Enterprise mobility management
Enterprise Mobility Management (EMM) is the set of people, processes and technology focused on managing mobile devices, wireless networks, and other mobile computing services in a business context. As more workers have bought smartphone and tablet computing devices and have sought support for using these devices in the workplace, EMM has become increasingly significant.
The goal of EMM is to determine if and how available mobile IT should be integrated with work processes and objectives, and how to support workers when they are using these devices in the workplace.
Business use of consumer mobile technologyEdit
A 2012 study showed that about two-thirds of smartphone owners used their personal devices for enterprise-related activities. Supporting a wide variety of device types and operating systems can introduce security risks and added costs for businesses.
Because mobile devices are easily lost or stolen, data on those devices is vulnerable. Enterprise mobility management is a set of systems intended to prevent unauthorized access to enterprise applications and/or corporate data on mobile devices. These can include password protection, encryption and/or remote wipe technology, which allows an administrator to delete all data from a misplaced device. With many systems, security policies can be centrally managed and enforced. Such device management systems are programmed to support and cooperate with the application programming interfaces (APIs) from various device makers to increase security compliance.

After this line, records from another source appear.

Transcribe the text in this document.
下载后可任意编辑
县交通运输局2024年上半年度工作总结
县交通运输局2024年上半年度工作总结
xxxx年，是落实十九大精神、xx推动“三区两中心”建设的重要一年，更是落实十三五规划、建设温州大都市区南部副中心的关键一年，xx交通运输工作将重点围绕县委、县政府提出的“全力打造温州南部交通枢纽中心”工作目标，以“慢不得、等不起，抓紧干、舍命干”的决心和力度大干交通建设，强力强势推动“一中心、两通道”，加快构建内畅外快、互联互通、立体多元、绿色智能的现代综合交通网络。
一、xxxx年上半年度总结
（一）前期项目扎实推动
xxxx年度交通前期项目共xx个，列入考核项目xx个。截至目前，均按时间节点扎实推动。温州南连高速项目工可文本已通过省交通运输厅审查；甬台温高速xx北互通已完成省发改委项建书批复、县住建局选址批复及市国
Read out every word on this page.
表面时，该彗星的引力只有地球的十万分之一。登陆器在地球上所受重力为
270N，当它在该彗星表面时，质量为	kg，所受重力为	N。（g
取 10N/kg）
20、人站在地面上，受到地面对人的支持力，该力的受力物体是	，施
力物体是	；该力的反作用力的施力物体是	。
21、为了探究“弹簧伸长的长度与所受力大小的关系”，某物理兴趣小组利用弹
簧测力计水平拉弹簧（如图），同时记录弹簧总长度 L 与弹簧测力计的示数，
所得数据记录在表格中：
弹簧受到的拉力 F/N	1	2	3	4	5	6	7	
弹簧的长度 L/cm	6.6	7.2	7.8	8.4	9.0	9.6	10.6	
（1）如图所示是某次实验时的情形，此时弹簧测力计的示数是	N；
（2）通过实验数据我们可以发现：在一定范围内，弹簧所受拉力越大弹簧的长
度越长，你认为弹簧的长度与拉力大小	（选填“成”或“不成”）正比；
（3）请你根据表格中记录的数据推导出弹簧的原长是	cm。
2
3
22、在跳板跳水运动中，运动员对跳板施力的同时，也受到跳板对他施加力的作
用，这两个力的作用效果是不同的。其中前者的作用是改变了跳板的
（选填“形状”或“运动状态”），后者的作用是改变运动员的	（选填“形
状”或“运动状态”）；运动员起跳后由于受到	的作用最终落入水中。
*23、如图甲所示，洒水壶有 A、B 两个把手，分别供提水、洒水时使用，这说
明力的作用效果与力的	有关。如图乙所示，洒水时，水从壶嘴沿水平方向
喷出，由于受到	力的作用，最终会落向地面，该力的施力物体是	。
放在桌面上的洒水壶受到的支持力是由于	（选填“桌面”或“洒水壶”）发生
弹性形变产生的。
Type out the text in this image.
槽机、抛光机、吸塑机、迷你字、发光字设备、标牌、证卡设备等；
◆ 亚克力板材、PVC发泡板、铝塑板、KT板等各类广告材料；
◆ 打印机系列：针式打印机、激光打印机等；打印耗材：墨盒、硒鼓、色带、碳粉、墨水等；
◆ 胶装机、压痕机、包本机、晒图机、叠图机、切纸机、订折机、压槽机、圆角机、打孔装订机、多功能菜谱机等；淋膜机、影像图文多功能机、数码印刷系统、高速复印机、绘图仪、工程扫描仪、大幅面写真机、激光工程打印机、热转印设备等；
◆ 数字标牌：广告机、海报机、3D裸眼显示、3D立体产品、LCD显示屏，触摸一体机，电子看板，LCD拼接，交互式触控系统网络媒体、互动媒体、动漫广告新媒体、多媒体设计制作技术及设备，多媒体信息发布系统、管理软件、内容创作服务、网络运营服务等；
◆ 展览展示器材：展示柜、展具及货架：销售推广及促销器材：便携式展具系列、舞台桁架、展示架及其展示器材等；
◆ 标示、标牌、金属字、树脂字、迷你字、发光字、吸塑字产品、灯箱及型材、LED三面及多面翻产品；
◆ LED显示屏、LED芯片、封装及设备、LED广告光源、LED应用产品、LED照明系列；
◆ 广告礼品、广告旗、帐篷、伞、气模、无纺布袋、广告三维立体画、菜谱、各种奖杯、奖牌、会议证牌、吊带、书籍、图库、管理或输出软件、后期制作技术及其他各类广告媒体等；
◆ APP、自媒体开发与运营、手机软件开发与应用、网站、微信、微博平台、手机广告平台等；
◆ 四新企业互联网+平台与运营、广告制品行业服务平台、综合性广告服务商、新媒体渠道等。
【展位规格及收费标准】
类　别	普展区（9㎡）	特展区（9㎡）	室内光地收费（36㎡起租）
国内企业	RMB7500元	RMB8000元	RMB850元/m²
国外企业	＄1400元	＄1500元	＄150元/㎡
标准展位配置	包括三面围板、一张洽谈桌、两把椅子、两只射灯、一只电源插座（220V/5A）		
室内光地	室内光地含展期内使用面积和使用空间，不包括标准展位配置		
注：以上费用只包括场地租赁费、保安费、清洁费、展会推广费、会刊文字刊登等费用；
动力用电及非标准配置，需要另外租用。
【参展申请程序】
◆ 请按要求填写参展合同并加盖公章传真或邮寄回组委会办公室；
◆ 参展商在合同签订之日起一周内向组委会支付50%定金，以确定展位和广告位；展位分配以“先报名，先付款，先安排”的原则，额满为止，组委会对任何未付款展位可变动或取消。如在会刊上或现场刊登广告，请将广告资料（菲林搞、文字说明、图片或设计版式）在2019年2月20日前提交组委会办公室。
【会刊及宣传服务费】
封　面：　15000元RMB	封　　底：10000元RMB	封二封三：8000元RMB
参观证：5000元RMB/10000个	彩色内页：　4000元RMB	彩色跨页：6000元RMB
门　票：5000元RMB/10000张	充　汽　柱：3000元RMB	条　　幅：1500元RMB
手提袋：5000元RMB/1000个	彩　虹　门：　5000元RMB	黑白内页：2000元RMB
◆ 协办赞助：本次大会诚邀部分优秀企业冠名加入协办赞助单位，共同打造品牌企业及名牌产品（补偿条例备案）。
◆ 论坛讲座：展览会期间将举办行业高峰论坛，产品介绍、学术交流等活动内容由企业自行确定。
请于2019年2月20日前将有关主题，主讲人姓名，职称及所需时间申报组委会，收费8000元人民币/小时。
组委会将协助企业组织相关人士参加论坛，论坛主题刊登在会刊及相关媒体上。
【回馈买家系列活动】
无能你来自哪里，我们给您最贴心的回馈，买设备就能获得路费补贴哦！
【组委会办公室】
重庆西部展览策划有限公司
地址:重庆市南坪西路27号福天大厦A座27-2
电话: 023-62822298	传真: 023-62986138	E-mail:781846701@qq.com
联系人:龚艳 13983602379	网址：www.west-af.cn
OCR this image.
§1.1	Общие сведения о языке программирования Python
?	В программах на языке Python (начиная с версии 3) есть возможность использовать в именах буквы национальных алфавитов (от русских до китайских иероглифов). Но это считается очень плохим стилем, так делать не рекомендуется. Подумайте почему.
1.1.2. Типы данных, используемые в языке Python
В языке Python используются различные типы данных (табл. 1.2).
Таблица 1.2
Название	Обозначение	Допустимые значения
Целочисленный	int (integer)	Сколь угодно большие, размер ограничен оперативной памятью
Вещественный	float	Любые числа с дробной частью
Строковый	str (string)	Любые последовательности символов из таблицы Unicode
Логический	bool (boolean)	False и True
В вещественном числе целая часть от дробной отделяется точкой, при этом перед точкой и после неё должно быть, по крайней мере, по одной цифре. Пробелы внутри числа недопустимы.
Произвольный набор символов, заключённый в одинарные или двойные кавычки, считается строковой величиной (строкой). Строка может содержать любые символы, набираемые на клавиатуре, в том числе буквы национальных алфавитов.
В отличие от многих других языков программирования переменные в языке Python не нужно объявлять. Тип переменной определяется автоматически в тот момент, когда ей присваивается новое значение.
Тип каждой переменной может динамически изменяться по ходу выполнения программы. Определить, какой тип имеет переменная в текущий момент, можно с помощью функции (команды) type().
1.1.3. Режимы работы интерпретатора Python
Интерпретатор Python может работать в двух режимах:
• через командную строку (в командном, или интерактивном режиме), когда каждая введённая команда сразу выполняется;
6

Mobile devices in companies with "bring your own device" (BYOD) policies are often used both personally and professionally. In these cases, corporate IT has less control over whether malware is on the device and what damage may be caused to corporate data. Apart from careful user behavior - data storage on the mobile device should be limited and centrally organized.
The diversity of Android devices appeals to consumer buyers, but is a source of anxiety for IT security experts. OpenSignal, a UK-based mobile company, recently published a survey of almost 700,000 devices and reported approximately 12,000 distinct Android devices using eight different versions of the Google operating system. For many IT organizations charting out their BYOD strategy, this translates into security risks that are tough to monitor and control.